On Dec. 22, Trump signed a major tax overhaul into law. This tax cut would slash seven tax brackets, increase standard deductions and lower corporate tax rates. DHS Economy teacher Pete Hawes said that one of the negatives to the tax bill is that it may discourage people from giving to charity.
On Jan 3 and 8, two bills regarding human trafficking were signed into law. The first bill was to have the Federal Motor Carrier Safety Administration’s education program cover human trafficking prevention, while the second was to forbid people from driving commercial vehicles for life if they participate in human trafficking.
Junior Jade Lundy thinks that Trump’s “crackdown” on this issue is great because it has good intentions and brings awareness to the problem, however, she finds this in conflict with his most recent immigration policies.

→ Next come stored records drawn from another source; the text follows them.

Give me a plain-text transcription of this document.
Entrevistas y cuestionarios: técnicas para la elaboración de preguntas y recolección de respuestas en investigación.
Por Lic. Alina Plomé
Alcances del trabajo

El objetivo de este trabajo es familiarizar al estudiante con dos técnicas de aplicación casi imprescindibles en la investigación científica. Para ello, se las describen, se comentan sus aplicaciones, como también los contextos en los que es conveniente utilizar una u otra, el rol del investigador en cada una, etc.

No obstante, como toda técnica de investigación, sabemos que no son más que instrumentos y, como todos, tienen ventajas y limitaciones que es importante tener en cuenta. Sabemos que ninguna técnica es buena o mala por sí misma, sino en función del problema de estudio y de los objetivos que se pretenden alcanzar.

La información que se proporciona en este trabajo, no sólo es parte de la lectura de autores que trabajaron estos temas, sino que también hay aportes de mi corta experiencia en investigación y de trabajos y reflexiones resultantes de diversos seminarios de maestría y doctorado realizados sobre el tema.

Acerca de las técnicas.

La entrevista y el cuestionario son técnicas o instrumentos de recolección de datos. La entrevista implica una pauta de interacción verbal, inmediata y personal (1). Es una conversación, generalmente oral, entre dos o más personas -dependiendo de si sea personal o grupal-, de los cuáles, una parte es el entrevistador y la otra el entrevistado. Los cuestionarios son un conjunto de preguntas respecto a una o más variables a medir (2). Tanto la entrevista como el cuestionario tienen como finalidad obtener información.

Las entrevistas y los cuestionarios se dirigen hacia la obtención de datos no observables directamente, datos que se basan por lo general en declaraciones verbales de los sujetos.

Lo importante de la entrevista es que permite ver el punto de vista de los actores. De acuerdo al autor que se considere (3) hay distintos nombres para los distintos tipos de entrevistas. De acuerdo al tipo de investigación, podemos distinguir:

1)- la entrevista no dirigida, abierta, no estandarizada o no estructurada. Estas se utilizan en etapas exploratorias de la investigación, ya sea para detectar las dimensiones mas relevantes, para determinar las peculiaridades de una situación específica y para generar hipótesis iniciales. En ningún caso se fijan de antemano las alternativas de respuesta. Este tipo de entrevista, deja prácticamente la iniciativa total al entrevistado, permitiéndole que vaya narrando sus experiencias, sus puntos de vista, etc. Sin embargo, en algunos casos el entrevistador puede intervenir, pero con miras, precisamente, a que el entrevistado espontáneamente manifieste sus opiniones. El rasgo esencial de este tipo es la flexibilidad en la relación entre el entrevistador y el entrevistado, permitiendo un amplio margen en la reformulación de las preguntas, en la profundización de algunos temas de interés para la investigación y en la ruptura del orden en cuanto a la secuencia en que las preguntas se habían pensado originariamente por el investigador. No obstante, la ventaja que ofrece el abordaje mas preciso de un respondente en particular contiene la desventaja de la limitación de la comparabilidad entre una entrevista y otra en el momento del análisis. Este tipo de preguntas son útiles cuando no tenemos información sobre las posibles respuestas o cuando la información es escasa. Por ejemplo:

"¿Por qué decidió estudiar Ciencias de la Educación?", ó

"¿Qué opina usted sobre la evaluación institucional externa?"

“The latest [immigration law] has stated that human trafficking is exacerbated by employers who are able to mistreat and underpay immigrant workers,” Lundy said. “Since immigrants are currently very much afraid of being deported under Trump’s admin, they will be less inclined and less able to report and fix mistreatment issues which lead to trafficking.”
Starting off Trump’s second year in office was a series of women’s marches on Jan. 21, continuing the message from the previous year.
“The most significant difference by far was that this year’s event was less centered around anger towards Trump’s win, and more about empowerment and the issues surrounding women from all different backgrounds,” Faith said.